Once the font dimensions are known The preheating process is suitable for power. In first place all rods are arranged in parallel, in atmosphere inert. The maximum amount of power is provided to the rods  compatible with the voltage or current limitations of the source. This minimizes the time required for this operation, thus minimizing energy losses as well. The Initial resistance of the rods is 12 \ Omega, considerably less than if it were intrinsic silicon. Yes the necessary tension is imposed to maintain the temperature in the optimal deposit value (1125ºC), after a certain time it will reach that temperature. This tension in the rods is 90 V. Under these circumstances there is a low power delivery. At if a higher tension is imposed, the preheating due to increased power delivery. So, 1 MW of power is delivered to the rods: imposed on the initial moment a voltage on each rod of 800 V and forcing the source to provide a current of 1250 A (80 A for each dipstick). As it warms up, the resistance of the rods falls (up to 7.5 \ Omega at 1125 ° C) and therefore, maintaining the power supplied, the voltage decreases and the intensity grows. When the temperature of the rod approaches the required, power delivery is regulated in order to arrive at the optimum temperature without exceeding said value.

Once the desired temperature has been reached modify the electrical connection of the rods and start to circulate the gas.

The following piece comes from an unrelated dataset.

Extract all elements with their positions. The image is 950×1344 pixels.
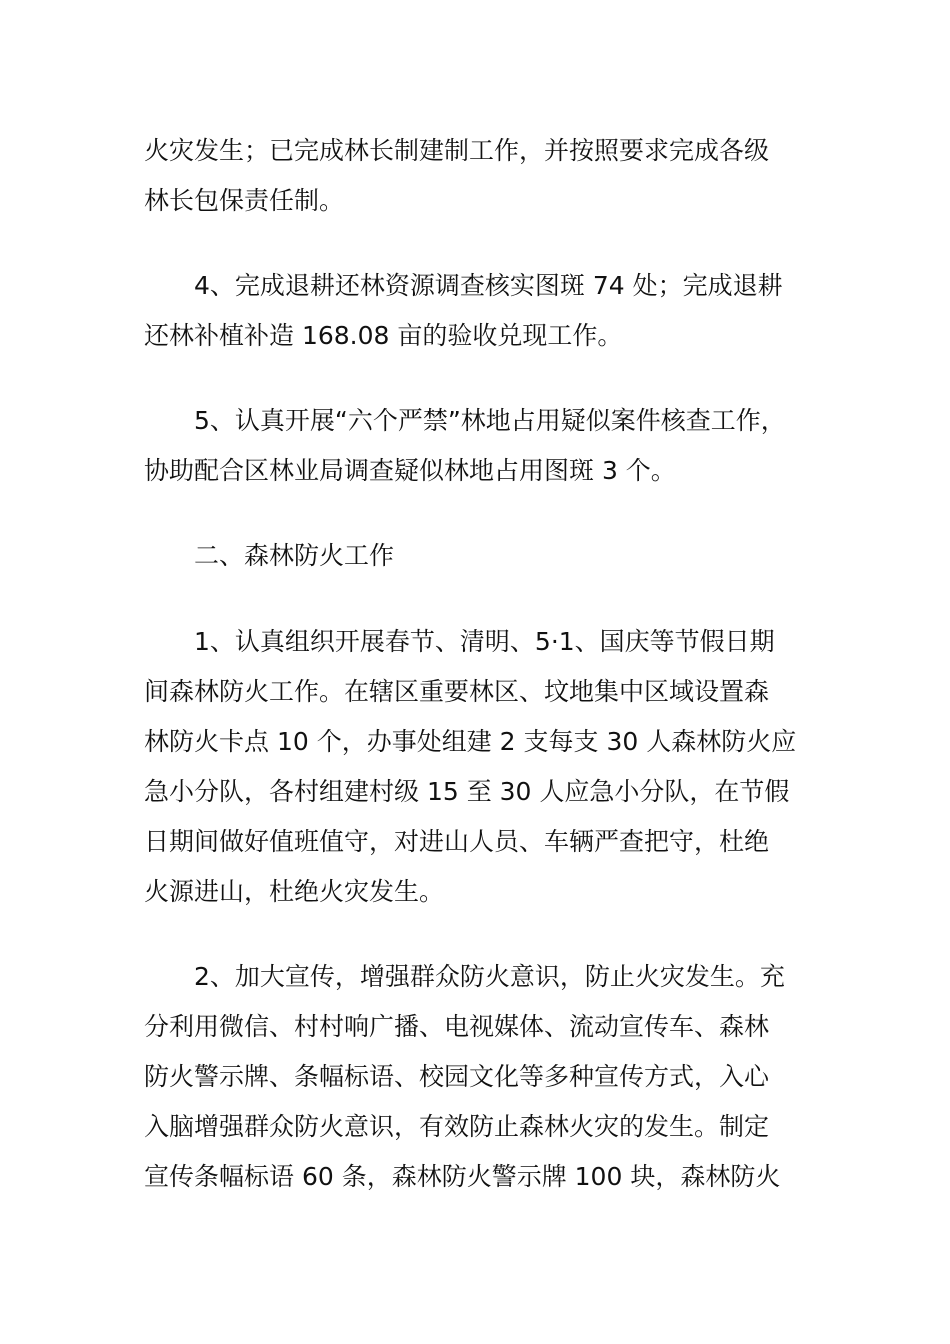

The 36 rod reactor is also large interest and is not described in detail to avoid redundancy.

Claims (5)

1. High purity silicon deposit reactor for photovoltaic applications by hydrogen reduction of silicon-derived gases on thin silicon rods heated through electric current by Joule effect, whose reactor comprises a bell (1) and a base ( 2), disposing inside the bell (1) lower electrodes (3), and upper electrodes (6) between which a plurality of rods (5) are arranged, characterized in that the rods are of doped silicon, of type no type p, of straight generatrix, arranged vertically and their ends are held respectively by the electrodes (3-6). 2. High purity silicon deposit reactor according to claim 1, characterized in that each of the rods (5) closest to the bell (1) or to the central pipe (7) have associated thermal shields (12), and all the rods (5) have at their upper ends at lower radiation shields (13). 3. High purity silicon deposit reactor according to claims 1 and 2, characterized in that it comprises a supporting structure (9), located in the hood (1), to which the upper electrodes (6) of the rods are connected (5) and where the thermal shields are fixed (12). 4. High purity silicon tank reactor, according to the preceding claims, characterized in that it comprises a switching device (15) for the electrical connection of the rods that allows to alternate the electrical connection mode between the rods, between a parallel connection during their preheating process and a serial connection during the silicon deposition process on the rods. 5. Tank reactor according to the preceding claims, characterized in that the pipeline (8) of the reactor wiring is carried out through a central pipe (7), isolated from the chamber (1) and from a supporting platform to which they are connected the upper electrodes (6) of the silicon rods (5).